Basis for recommendation
- The basis for recommendation is a Cochrane review [Worthington et al, 2004a]:
- There is evidence that treatment with oral antifungal drugs that are completely or partially absorbed from the gastrointestinal tract are effective in preventing oral candidiasis.
- There is no evidence on the effect of prevention of oral candidiasis on general well-being or that effective prophylaxis is associated with a reduction in systemic disease. Little evidence is available on drug toxicity and development of microbial drug resistance, and further information is required.
- In people with immunosuppression after cancer treatment, non-absorbed antifungal drugs (nystatin, amphotericin B) may be no more effective than placebo at preventing candidiasis. There is insufficient evidence to recommend whether antifungal prophylaxis is effective in adults having radiotherapy.
- Evidence is insufficient to determine whether intermittent or continuous prophylaxis with antifungal agents is more likely to prevent antifungal resistance.
When should I prescribe treatment to prevent oral mucositis following radiotherapy and chemotherapy?
- Start preventative measures before and during early cancer treatment to reduce the number of oral complications that follow chemotherapy and radiotherapy.
- Stress the importance of regular oral care. See Self care.

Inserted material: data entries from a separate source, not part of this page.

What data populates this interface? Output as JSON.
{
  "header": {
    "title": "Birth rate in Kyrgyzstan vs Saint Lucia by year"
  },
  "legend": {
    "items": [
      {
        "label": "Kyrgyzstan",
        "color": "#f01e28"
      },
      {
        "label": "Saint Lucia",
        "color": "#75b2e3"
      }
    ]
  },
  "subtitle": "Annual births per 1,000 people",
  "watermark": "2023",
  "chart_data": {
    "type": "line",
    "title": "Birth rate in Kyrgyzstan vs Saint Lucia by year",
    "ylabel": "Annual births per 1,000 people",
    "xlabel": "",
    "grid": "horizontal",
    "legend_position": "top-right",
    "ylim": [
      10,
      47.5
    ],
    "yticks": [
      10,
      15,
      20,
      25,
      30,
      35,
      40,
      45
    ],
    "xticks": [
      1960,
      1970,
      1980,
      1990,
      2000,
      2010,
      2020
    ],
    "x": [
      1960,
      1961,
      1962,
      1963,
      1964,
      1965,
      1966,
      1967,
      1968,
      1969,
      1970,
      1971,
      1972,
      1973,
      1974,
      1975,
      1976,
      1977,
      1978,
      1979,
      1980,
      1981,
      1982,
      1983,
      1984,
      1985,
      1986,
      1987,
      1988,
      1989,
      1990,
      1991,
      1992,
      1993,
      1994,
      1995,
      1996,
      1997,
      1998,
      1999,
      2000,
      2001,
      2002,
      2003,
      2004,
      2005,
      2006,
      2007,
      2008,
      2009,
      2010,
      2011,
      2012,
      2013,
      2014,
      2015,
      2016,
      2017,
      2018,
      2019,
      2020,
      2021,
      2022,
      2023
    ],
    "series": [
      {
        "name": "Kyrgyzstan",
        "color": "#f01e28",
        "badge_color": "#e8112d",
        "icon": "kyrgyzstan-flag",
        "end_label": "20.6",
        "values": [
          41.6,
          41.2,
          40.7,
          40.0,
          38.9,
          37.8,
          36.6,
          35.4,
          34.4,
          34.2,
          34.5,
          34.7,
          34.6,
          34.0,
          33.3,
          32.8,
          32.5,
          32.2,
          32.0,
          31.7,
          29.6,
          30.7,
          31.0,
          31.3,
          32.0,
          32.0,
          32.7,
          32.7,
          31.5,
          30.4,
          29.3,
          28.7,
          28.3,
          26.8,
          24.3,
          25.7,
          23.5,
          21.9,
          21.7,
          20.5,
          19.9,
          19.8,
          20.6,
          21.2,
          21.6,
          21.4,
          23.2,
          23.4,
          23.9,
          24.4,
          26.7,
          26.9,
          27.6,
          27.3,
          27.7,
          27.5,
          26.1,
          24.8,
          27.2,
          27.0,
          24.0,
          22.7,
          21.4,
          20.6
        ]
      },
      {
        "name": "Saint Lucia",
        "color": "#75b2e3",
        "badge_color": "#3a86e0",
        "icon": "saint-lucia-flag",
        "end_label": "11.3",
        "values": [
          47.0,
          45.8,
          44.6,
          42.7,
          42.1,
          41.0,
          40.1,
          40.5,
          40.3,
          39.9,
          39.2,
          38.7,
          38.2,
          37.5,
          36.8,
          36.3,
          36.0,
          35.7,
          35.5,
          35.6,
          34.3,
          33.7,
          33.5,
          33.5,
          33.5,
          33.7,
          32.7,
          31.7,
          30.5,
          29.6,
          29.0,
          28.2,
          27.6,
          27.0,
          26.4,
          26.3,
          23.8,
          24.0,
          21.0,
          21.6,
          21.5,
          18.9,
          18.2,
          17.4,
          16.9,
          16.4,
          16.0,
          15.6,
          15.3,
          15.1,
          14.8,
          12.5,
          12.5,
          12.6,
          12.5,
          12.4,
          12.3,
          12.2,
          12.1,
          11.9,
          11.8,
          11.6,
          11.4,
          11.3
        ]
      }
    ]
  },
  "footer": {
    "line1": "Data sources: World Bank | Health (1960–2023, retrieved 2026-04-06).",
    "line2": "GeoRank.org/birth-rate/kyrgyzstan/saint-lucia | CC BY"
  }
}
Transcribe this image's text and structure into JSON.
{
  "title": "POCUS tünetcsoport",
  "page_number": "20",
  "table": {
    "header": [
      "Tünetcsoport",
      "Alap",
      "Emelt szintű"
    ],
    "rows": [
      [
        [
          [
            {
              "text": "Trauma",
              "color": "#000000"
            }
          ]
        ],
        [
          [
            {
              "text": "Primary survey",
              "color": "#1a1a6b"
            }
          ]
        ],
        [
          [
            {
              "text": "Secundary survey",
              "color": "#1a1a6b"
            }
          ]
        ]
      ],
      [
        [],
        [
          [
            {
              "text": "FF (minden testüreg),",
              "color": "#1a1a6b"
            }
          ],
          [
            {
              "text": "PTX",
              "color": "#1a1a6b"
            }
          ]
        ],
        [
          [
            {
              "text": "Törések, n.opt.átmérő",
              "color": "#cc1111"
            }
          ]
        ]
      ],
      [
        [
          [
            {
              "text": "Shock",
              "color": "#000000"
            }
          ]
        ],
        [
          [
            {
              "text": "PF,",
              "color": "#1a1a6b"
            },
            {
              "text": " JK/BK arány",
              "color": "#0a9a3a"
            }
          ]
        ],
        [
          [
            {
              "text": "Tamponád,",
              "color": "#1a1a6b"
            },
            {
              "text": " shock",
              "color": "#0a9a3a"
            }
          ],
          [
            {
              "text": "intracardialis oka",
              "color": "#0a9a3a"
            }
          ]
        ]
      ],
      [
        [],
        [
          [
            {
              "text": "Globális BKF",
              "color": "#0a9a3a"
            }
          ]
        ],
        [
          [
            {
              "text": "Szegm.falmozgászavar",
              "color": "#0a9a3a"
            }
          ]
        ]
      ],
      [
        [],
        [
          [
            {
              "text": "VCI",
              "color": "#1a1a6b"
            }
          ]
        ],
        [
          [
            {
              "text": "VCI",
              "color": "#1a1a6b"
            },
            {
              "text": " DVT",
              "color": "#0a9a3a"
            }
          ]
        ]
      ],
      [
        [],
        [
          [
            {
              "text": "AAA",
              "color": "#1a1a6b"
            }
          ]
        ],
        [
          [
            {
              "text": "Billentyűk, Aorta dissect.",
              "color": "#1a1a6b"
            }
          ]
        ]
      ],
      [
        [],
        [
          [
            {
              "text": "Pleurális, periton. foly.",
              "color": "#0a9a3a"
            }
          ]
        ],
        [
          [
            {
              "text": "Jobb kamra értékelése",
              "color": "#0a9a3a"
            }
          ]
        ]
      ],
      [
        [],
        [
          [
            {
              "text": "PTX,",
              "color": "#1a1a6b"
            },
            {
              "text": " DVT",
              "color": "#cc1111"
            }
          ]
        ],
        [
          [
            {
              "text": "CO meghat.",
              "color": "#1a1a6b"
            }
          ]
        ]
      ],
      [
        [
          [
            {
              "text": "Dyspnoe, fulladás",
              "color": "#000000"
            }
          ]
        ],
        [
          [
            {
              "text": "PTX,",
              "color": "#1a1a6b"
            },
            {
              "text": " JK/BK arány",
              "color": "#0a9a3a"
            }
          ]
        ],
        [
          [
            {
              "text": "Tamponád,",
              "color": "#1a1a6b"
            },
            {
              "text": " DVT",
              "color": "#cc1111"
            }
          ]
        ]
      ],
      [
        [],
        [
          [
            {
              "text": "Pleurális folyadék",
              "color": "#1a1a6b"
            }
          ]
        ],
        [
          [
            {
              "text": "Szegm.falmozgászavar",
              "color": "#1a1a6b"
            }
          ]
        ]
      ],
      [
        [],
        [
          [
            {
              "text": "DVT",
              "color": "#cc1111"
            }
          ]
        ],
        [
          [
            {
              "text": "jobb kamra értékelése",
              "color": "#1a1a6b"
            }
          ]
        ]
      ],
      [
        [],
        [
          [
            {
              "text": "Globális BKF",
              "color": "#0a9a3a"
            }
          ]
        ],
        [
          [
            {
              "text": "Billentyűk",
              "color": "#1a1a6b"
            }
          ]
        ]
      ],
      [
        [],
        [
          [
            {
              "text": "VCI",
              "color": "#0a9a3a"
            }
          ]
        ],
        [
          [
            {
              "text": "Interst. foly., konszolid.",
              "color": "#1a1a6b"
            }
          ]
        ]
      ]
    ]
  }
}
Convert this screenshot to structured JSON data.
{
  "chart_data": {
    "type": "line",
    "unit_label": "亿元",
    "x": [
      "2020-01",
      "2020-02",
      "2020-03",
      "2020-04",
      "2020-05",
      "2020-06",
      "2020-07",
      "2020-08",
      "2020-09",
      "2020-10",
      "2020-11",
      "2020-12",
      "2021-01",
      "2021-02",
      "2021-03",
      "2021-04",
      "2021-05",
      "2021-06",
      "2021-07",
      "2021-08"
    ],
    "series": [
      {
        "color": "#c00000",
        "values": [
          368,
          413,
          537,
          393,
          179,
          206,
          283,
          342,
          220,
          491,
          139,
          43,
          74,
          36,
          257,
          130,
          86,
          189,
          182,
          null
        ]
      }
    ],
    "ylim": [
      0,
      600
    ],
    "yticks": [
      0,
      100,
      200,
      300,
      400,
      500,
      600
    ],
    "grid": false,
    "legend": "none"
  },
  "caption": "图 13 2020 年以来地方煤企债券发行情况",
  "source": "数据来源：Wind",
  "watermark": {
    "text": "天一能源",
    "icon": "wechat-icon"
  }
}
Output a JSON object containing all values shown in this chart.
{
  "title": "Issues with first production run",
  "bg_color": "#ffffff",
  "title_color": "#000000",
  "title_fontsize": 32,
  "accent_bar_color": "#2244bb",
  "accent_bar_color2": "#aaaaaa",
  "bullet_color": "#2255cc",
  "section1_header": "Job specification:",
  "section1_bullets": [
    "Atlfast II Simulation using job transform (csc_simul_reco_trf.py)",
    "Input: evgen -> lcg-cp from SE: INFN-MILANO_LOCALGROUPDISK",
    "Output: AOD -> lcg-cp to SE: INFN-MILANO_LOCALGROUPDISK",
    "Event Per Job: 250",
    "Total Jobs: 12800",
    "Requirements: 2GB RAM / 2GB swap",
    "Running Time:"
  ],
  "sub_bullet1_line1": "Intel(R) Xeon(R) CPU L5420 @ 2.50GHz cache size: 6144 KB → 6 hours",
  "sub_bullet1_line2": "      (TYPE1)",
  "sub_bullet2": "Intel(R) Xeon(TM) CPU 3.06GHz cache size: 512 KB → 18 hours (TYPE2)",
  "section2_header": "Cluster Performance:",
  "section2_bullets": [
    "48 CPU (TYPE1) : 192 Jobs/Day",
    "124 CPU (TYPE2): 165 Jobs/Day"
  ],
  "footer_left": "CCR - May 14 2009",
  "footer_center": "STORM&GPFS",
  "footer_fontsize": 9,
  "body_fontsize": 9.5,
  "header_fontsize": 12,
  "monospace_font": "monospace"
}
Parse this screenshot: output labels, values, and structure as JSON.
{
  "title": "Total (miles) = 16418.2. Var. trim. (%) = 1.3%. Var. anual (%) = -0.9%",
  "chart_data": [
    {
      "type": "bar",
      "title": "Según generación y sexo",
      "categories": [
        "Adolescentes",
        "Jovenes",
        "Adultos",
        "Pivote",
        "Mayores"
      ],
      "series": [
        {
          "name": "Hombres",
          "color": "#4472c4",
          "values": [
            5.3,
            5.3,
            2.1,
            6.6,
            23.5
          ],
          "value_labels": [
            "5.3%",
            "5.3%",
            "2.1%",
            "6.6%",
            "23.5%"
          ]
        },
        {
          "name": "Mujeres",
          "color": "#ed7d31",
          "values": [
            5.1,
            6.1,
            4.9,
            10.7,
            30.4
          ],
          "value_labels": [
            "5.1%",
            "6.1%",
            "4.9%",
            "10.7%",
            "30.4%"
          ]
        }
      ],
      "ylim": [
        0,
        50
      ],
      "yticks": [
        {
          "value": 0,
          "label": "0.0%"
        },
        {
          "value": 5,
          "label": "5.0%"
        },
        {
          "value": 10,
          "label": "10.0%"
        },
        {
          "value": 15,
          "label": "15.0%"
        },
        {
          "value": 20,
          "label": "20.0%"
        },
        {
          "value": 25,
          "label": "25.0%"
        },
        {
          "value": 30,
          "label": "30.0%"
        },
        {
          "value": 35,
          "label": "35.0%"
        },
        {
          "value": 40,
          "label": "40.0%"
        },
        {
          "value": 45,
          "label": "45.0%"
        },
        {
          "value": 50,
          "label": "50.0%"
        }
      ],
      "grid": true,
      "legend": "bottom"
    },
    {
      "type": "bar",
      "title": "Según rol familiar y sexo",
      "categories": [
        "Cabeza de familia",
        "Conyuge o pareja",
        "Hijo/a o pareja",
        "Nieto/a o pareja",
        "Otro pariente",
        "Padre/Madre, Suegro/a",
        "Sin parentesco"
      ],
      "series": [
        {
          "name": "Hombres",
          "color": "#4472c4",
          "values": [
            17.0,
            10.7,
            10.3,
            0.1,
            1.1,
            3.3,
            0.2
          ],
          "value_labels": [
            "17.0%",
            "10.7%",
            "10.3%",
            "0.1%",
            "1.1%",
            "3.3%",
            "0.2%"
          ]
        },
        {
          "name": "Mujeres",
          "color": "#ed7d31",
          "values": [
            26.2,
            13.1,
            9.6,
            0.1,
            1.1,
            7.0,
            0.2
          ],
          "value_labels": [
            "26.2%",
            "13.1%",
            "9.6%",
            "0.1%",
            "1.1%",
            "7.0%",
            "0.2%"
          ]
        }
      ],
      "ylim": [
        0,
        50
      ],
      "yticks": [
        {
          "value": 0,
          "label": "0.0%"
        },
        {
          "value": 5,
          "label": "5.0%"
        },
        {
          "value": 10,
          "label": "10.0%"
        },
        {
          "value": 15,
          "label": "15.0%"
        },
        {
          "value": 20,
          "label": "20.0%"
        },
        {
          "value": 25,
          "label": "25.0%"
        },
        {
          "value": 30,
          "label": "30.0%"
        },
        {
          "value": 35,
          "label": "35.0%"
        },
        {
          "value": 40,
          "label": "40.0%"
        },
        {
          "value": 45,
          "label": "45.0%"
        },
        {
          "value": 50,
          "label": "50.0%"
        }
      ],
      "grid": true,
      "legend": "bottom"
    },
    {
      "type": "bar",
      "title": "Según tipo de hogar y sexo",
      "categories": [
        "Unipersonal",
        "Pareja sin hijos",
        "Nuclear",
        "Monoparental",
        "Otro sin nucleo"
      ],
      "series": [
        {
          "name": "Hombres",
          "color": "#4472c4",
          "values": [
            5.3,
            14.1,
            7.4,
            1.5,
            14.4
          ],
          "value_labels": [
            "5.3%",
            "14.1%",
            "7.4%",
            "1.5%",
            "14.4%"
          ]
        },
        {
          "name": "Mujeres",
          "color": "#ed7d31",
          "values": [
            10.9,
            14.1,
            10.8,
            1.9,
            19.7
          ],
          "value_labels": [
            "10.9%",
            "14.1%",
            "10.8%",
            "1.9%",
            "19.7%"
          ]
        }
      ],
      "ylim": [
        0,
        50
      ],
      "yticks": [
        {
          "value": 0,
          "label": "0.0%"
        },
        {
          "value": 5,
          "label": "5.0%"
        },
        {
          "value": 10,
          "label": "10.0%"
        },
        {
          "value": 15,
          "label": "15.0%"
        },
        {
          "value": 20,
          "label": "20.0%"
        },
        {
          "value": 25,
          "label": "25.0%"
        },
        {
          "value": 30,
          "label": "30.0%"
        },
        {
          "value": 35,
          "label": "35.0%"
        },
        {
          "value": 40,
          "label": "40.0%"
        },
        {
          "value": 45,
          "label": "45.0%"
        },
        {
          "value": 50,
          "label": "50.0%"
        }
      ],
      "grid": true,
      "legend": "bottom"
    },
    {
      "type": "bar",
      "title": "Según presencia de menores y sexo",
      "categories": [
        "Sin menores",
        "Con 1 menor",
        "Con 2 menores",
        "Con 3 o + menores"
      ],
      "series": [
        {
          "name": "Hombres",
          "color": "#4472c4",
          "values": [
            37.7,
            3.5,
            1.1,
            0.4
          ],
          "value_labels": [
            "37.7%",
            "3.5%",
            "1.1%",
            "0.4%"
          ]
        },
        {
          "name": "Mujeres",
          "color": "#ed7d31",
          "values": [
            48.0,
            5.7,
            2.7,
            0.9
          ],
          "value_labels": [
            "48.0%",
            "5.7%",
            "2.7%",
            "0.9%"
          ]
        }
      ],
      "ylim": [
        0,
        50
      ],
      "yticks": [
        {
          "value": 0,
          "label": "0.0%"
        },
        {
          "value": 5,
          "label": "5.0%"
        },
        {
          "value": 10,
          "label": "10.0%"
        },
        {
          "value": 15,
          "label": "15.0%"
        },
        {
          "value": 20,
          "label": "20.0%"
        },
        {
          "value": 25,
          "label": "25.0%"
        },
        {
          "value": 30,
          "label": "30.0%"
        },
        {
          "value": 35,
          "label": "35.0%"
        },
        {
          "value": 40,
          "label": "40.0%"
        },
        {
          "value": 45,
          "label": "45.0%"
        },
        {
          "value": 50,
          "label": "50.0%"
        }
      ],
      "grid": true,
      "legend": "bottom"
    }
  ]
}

- Seek specialist advice to discuss whether any treatment to prevent or reduce the severity of oral mucositis is appropriate.
Basis for recommendation
- A Cochrane review found evidence that amifostine, antibiotic paste or pastilles, hydrolytic enzymes, or ice chips may be beneficial in preventing or reducing the severity of mucositis. However, the benefits may be specific to a certain cancer type or treatment, and because the quality of the evidence was limited, CKS recommends seeking specialist advice for each individual case. In addition, some of these interventions are not routinely available in the UK.
How should I manage oral care in the terminal phase?
- Carry out mouth care as often as necessary to maintain a clean mouth. See Self care.
- In unconscious people, moisten the mouth at least once an hour with water from a water spray, dropper, or sponge stick or ice chips placed in the mouth.
- To prevent cracking of the lips, smear petroleum jelly (e.g. Vaseline®) on the lips. However, if a person is on oxygen apply a water-soluble lubricant (e.g. K-Y Jelly®).
- When the weather is dry and hot, if possible, use a room humidifier or air conditioning.
- Manage pain symptomatically, using analgesics via a suitable route. Stop treatment of the underlying cause of pain when the burden of treatment outweighs the benefits.
Clarification / Additional information
- In people who are conscious, the mouth can be moistened every 30 minutes with water from a water spray or dropper, or ice chips can be placed in the mouth.
- Dry mouth and thirst are very common in people who are dying, regardless of whether they are dehydrated. Reversing dehydration improves symptoms in only a small number of people [Ellershaw et al, 1995].
- People in the last 24–48 hours of life often have difficulty taking food, fluid, or oral medication. Good symptom control may allow the dying person to eat, drink, and talk comfortably. Mouth care can easily be carried out by the family, giving them greater involvement in the care of their dying relative.